Japanese tech giant Fujitsu is facing growing pressure from U.K. political quarters over its role in a scandal that saw hundreds of post office owners prosecuted for accounting discrepancies.
But as Fujitsu has emerged as a leading protagonist in a saga that has endured for nearly a quarter-of-a-century, the government has continued to give the Japanese tech giant contracts worth billions of pounds as one of its strategic suppliers, even after a U.K. court found Fujitsu’s accounting software to be faulty and unreliable.
The British Post Office Scandal was thrust back into the public consciousness last week following U.K. broadcaster ITV’s four-part serialization, Mr. Bates vs. The Post Office, which recounts how more than 700 sub-postmasters (Post Office franchisees) were wrongfully prosecuted for fraud, false accounting and theft over a 15-year period, with many imprisoned, losing their livelihoods and facing bankruptcy.

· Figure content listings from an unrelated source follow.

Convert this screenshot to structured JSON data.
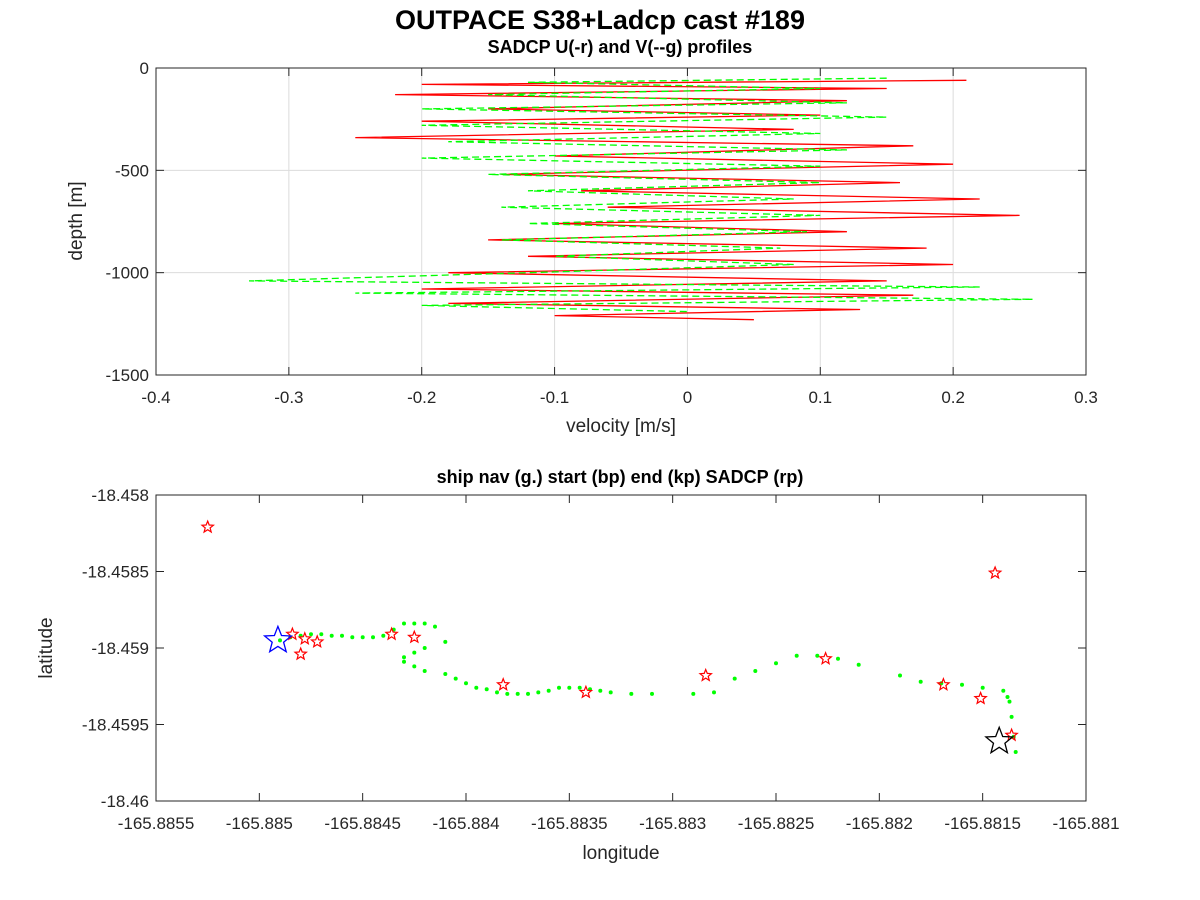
{
  "figure": {
    "title": "OUTPACE S38+Ladcp cast #189"
  },
  "chart_data": [
    {
      "type": "line",
      "title": "SADCP U(-r) and V(--g) profiles",
      "xlabel": "velocity [m/s]",
      "ylabel": "depth [m]",
      "xlim": [
        -0.4,
        0.3
      ],
      "ylim": [
        -1500,
        0
      ],
      "xticks": [
        -0.4,
        -0.3,
        -0.2,
        -0.1,
        0,
        0.1,
        0.2,
        0.3
      ],
      "xtick_labels": [
        "-0.4",
        "-0.3",
        "-0.2",
        "-0.1",
        "0",
        "0.1",
        "0.2",
        "0.3"
      ],
      "yticks": [
        -1500,
        -1000,
        -500,
        0
      ],
      "ytick_labels": [
        "-1500",
        "-1000",
        "-500",
        "0"
      ],
      "grid": true,
      "series": [
        {
          "style": "solid",
          "color": "#ff0000",
          "depth": [
            -60,
            -80,
            -100,
            -130,
            -160,
            -200,
            -230,
            -260,
            -300,
            -340,
            -380,
            -430,
            -470,
            -520,
            -560,
            -600,
            -640,
            -680,
            -720,
            -760,
            -800,
            -840,
            -880,
            -920,
            -960,
            -1000,
            -1040,
            -1080,
            -1110,
            -1150,
            -1180,
            -1210,
            -1230
          ],
          "values": [
            0.21,
            -0.2,
            0.15,
            -0.22,
            0.12,
            -0.15,
            0.1,
            -0.2,
            0.08,
            -0.25,
            0.17,
            -0.1,
            0.2,
            -0.14,
            0.16,
            -0.08,
            0.22,
            -0.06,
            0.25,
            -0.1,
            0.12,
            -0.15,
            0.18,
            -0.12,
            0.2,
            -0.18,
            0.15,
            -0.2,
            0.17,
            -0.18,
            0.13,
            -0.1,
            0.05
          ]
        },
        {
          "style": "dashed",
          "color": "#00ff00",
          "depth": [
            -50,
            -70,
            -100,
            -130,
            -170,
            -200,
            -240,
            -280,
            -320,
            -360,
            -400,
            -440,
            -480,
            -520,
            -560,
            -600,
            -640,
            -680,
            -720,
            -760,
            -800,
            -840,
            -880,
            -920,
            -960,
            -1000,
            -1040,
            -1070,
            -1100,
            -1130,
            -1160,
            -1190
          ],
          "values": [
            0.15,
            -0.12,
            0.1,
            -0.15,
            0.12,
            -0.2,
            0.15,
            -0.2,
            0.1,
            -0.18,
            0.12,
            -0.2,
            0.1,
            -0.15,
            0.1,
            -0.12,
            0.08,
            -0.14,
            0.1,
            -0.12,
            0.09,
            -0.14,
            0.07,
            -0.1,
            0.08,
            -0.12,
            -0.33,
            0.22,
            -0.25,
            0.26,
            -0.2,
            0.0
          ]
        }
      ]
    },
    {
      "type": "scatter",
      "title": "ship nav (g.) start (bp) end (kp) SADCP (rp)",
      "xlabel": "longitude",
      "ylabel": "latitude",
      "xlim": [
        -165.8855,
        -165.881
      ],
      "ylim": [
        -18.46,
        -18.458
      ],
      "xticks": [
        -165.8855,
        -165.885,
        -165.8845,
        -165.884,
        -165.8835,
        -165.883,
        -165.8825,
        -165.882,
        -165.8815,
        -165.881
      ],
      "xtick_labels": [
        "-165.8855",
        "-165.885",
        "-165.8845",
        "-165.884",
        "-165.8835",
        "-165.883",
        "-165.8825",
        "-165.882",
        "-165.8815",
        "-165.881"
      ],
      "yticks": [
        -18.46,
        -18.4595,
        -18.459,
        -18.4585,
        -18.458
      ],
      "ytick_labels": [
        "-18.46",
        "-18.4595",
        "-18.459",
        "-18.4585",
        "-18.458"
      ],
      "grid": false,
      "ship_nav": {
        "color": "#00ff00",
        "lon": [
          -165.8849,
          -165.88485,
          -165.8848,
          -165.88475,
          -165.8847,
          -165.88465,
          -165.8846,
          -165.88455,
          -165.8845,
          -165.88445,
          -165.8844,
          -165.88435,
          -165.8843,
          -165.88425,
          -165.8842,
          -165.88415,
          -165.8841,
          -165.8842,
          -165.88425,
          -165.8843,
          -165.8843,
          -165.88425,
          -165.8842,
          -165.8841,
          -165.88405,
          -165.884,
          -165.88395,
          -165.8839,
          -165.88385,
          -165.8838,
          -165.88375,
          -165.8837,
          -165.88365,
          -165.8836,
          -165.88355,
          -165.8835,
          -165.88345,
          -165.8834,
          -165.88335,
          -165.8833,
          -165.8832,
          -165.8831,
          -165.8829,
          -165.8828,
          -165.8827,
          -165.8826,
          -165.8825,
          -165.8824,
          -165.8823,
          -165.8822,
          -165.8821,
          -165.8819,
          -165.8818,
          -165.8817,
          -165.8816,
          -165.8815,
          -165.8814,
          -165.88138,
          -165.88137,
          -165.88136,
          -165.88135,
          -165.88134
        ],
        "lat": [
          -18.45895,
          -18.45893,
          -18.45892,
          -18.45891,
          -18.45891,
          -18.45892,
          -18.45892,
          -18.45893,
          -18.45893,
          -18.45893,
          -18.45892,
          -18.45888,
          -18.45884,
          -18.45884,
          -18.45884,
          -18.45886,
          -18.45896,
          -18.459,
          -18.45903,
          -18.45906,
          -18.45909,
          -18.45912,
          -18.45915,
          -18.45917,
          -18.4592,
          -18.45923,
          -18.45926,
          -18.45927,
          -18.45929,
          -18.4593,
          -18.4593,
          -18.4593,
          -18.45929,
          -18.45928,
          -18.45926,
          -18.45926,
          -18.45926,
          -18.45927,
          -18.45928,
          -18.45929,
          -18.4593,
          -18.4593,
          -18.4593,
          -18.45929,
          -18.4592,
          -18.45915,
          -18.4591,
          -18.45905,
          -18.45905,
          -18.45907,
          -18.45911,
          -18.45918,
          -18.45922,
          -18.45923,
          -18.45924,
          -18.45926,
          -18.45928,
          -18.45932,
          -18.45935,
          -18.45945,
          -18.45958,
          -18.45968
        ]
      },
      "start": {
        "color": "#0000ff",
        "lon": -165.88491,
        "lat": -18.45895
      },
      "end": {
        "color": "#000000",
        "lon": -165.88142,
        "lat": -18.45961
      },
      "sadcp": {
        "color": "#ff0000",
        "lon": [
          -165.88525,
          -165.88484,
          -165.88478,
          -165.88472,
          -165.8848,
          -165.88436,
          -165.88425,
          -165.88382,
          -165.88342,
          -165.88284,
          -165.88226,
          -165.88169,
          -165.88144,
          -165.88136,
          -165.88151
        ],
        "lat": [
          -18.45821,
          -18.45891,
          -18.45894,
          -18.45896,
          -18.45904,
          -18.45891,
          -18.45893,
          -18.45924,
          -18.45929,
          -18.45918,
          -18.45907,
          -18.45924,
          -18.45851,
          -18.45957,
          -18.45933
        ]
      }
    }
  ]
}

As things eventually transpired, the “balancing” errors in the sub-postmasters’ books were due to a faulty IT system that had been introduced by the government in 2000 to digitalize social benefit payments. The software, dubbed Horizon, was developed by International Computers Limited (ICL), a British company that came under full Fujitsu ownership in 1998, before being subsumed by the Fujitsu brand in 2001.
A longstanding campaign to secure justice for sub-postmasters that had been convicted was established in 2009, with alliance members arguing that Horizon was to blame for the financial discrepancies. A long, controversy-strewn independent private inquiry closed in 2015 with the Post Office itself concluding that there was no system-wide IT problems, leading the Justice for Sub-postmasters Alliance to kick-off legal action, culminating with a £58 million settlement in December 2019 — and a High Court ruling that the Horizon system wasn’t robust or reliable.
Since the start of this year, the British Post Office Scandal has dominated headlines and public conversation in the U.K. That it has taken a television drama to generate this level of attention, when the whole episode has been covered extensively in the news media for many years, is perhaps a story in itself. But there are now renewed calls for Fujitsu to face justice, with Member of Parliament (MP) and former Home Secretary Priti Patel publicly calling for Fujitsu — and the Post Office — to be “held to account.”
“It is clear that Fujitsu faces serious questions that demand a response,” Jonathan Reynolds, Labour MP and Shadow Secretary of State for Business and Trade, said in Parliament this week. “If it is found that Fujitsu knew the extent of what was occurring, there will have to be consequences that match the scale of the injustice.”
Politicians have asked company officials to participate in an evidence session in Parliament next week, with the chair of the Commons Business and Trade Select Committee, Liam Byrne MP, saying that it’s “vital that Fujitsu confess how they got it so wrong,” questioning how the company has been able to continue taking public sector contracts.
Indeed, despite all the furor in recent years, the government awarded 107 contracts worth £4.5 billion to Fujitsu between January 2020 — after a U.K. court had already conveyed its misgivings over Fujitsu’s software — and the end of 2023, according to data provided to TechCrunch by public sector market intelligence company Tussell. The most recent contract was for a Northern Ireland Education Authority, which inked a £485 million deal just three weeks ago for Fujitsu to support a new School Management System (SMS).
But incredibly, £2.4 billion of these funds were awarded for the Post Office’s Horizon system itself, with a £36 million extension signed just two months ago to keep things running until March, 2025. The Post Office says it had planned to transition to a new cloud-based infrastructure, but that it had met significant technical challenges and has had to remain with Fujitsu to manage its on-premises infrastructure.
Some 24 years after the first Post Office convictions that relied on Horizon software data, nobody from Fujitsu has been held to account. Police have interviewed former Fujitsu employees over possible perjury at the original sub-postmaster trials, while a statutory public inquiry into the Horizon IT system has also been ongoing since 2021.
What’s clear from these past 10 days is that whatever investigations were already ongoing into the scandal, Fujitsu now will come under greater scrutiny — and all it took was a TV dramatization to get the public and politicians to really care.
“The current Post Office Horizon IT statutory Inquiry is examining complex events stretching back over 20 years to understand who knew what, when, and what they did with that knowledge,” a Fujitsu spokesperson said in a statement issued to TechCrunch. “The Inquiry has reinforced the devastating impact on postmasters’ lives and that of their families, and Fujitsu has apologised for its role in their suffering. Fujitsu is fully committed to supporting the Inquiry in order to understand what happened and to learn from it. Out of respect for the Inquiry process, it would be inappropriate for Fujitsu to comment further at this time.”
This article was updated with comment from Fujitsu.